A news story that’s been popping up all day is of former world Snooker champion Neil Robertson’s addiction to video games. Some games like Dark Souls do have a strange addictive tendency with the rewarding sensation giving to a player after a long hard fought victory. I’m not a student of psychology though and this topic has been brought up enough over the years I have looked into it. My conclusion is that it’s not the video games that are addicting; it’s generally dependent on the type of person you are.
When you research the people who claim to suffer from addiction to World Of Warcraft they have generally bad social skills. They game gives them a platform to socialize without the hassle of being face to face with someone. A new-found surge of popularity can be a bit intoxicating.
In other news stories, like one from last year where a man was fired from his job and claimed he was addicted to Fallout 4, it was clear that it was just an excuse. Most well-rounded adults manage to balance work life with their hobbies and other extracurricular activities. Is Neil Robertson’s case any different? Being a professional Snooker player or any other type of athlete does come with its own challenges. Competing at anything on such a high-level calls for a lot of practice to keep your skills up. I don’t really believe it’s any different from working a job as everyone has certain responsibilities and should be able to prioritize them accordingly.

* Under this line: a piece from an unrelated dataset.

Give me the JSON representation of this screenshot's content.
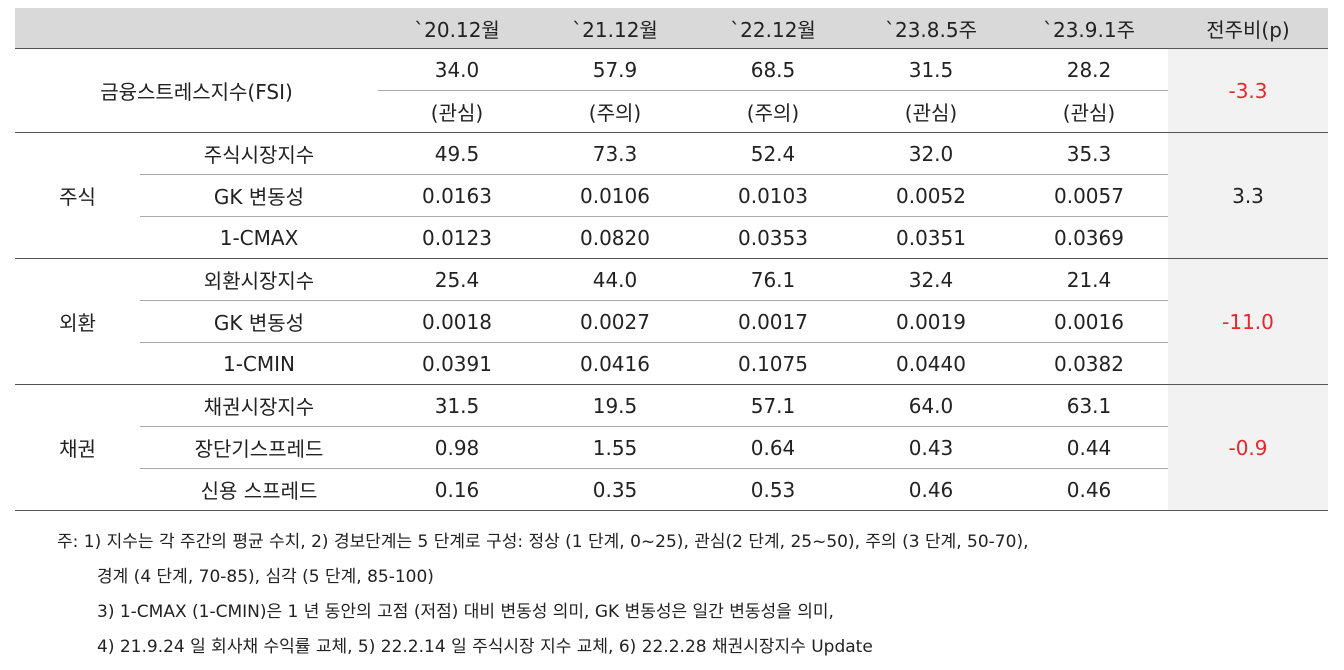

The closest I have ever come to being addicted to video games was when Fallout 3 was released. I pretty much stayed camped out on a sofa for two weeks. If I had more time I might have stayed there longer, but when Monday came around I had no trouble putting the controller down and going to work the next day. Like I stated before, I feel as if it’s more dependent on what type of person you are and not the video games. If you wanted.
Let’s discuss some of the things that seem to make people addicted to video games. The crack equivalent to video games is Candy Crush. It makes billions of dollars and every person over fifty can’t stop playing it. It’s bright, inviting, and gives you almost instant gratification. It can be downloaded to a tablet or phone and you can access it anytime.

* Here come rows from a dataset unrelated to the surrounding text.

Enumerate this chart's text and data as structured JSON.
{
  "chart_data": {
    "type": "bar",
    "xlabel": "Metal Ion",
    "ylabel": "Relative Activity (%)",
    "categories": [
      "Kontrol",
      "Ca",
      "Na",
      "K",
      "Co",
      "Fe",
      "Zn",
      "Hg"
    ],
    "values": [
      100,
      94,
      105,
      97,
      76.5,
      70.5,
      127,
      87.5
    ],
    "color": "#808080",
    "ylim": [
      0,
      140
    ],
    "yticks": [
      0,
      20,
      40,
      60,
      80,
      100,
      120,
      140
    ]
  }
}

Next is RPG video games; both online and offline. They are designed to allow players to be engrossed in a story that takes place in a large sprawling land complete with its history and lore. As I mentioned before, that cooperation and friendship on the MMO side of things can make a player want to play the game more.

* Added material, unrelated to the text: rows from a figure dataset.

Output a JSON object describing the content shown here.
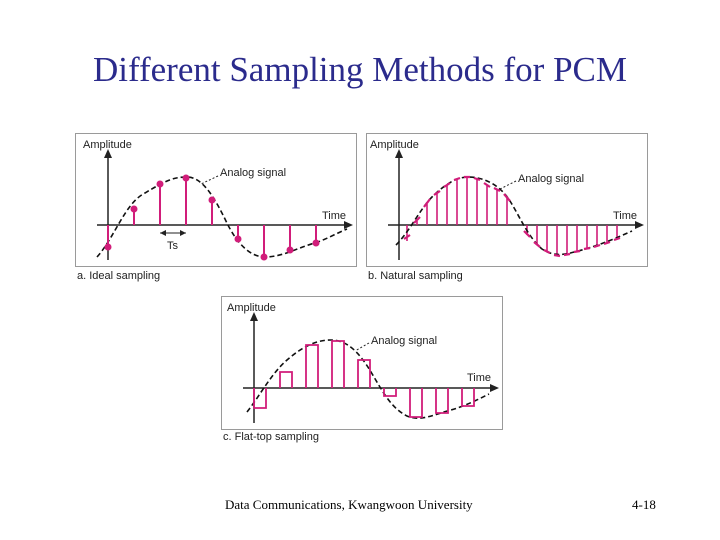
{
  "slide": {
    "title": "Different Sampling Methods for PCM",
    "footer_left": "Data Communications, Kwangwoon University",
    "footer_right": "4-18"
  },
  "colors": {
    "title": "#2b2b8c",
    "sample": "#d11d7a",
    "signal": "#111111",
    "panel_border": "#9a9a9a"
  },
  "panels": {
    "ideal": {
      "amplitude_label": "Amplitude",
      "time_label": "Time",
      "signal_label": "Analog signal",
      "period_label": "Ts",
      "caption": "a. Ideal sampling"
    },
    "natural": {
      "amplitude_label": "Amplitude",
      "time_label": "Time",
      "signal_label": "Analog signal",
      "caption": "b. Natural sampling"
    },
    "flattop": {
      "amplitude_label": "Amplitude",
      "time_label": "Time",
      "signal_label": "Analog signal",
      "caption": "c. Flat-top sampling"
    }
  }
}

This last topic might be slightly controversial as it’s simply poor parental guidance. It’s why I stopped playing Xbox, to be honest. Every online lobby seemed to be full of children from the ages of ten to fourteen years old all saying that had intercourse with our moms and calling us the N word or many other horrible things. The brain develops a lot in your youth and can be more susceptible to the compulsive habits some video games can help develop.
Probably one of the biggest things with video games like League Of Legends and Counter-Strike is their competitive nature. Think of someone who isn’t meeting their life goals in school, work, or other parts of society. To hop into a game for a few hours and winning may fulfill them enough to play for longer and longer periods of time. This success factor can also be helped by unlocking achievements/trophies which are at this point universal.
After competition, there is completionism. If you leave a task unfinished your brain will drive you crazy. In video games like Skyrim, for example, there are tons of quests. I have actually been on a quest and struggled not to go into a newly explored cave. This could be more of an obsession than an addiction. I know many people that if they beat a game that’s, the end, but for me in Horizon Zero Dawn I am still playing even after completing the main story because playing it is genuinely fun and I love being in the world the developer crafted. If it wasn’t for the extra side missions and completion bar I might play it again down the road but instead I am still working towards 100%.
Video game addiction is a scary topic, not because someone used it as an excuse to skip work or lose a pro match, but because video games are fun. If you watch a behind the scenes making of Halo the lead designer talks about how if a player has to do something every thirty seconds for about eight hours you have to make it fun to do. Most Triple-A games today strike me as bland in the gameplay or story department. I don’t want to lose the fun. I like fun a lot. We all need to take a little more responsibility now so we can have some fun later.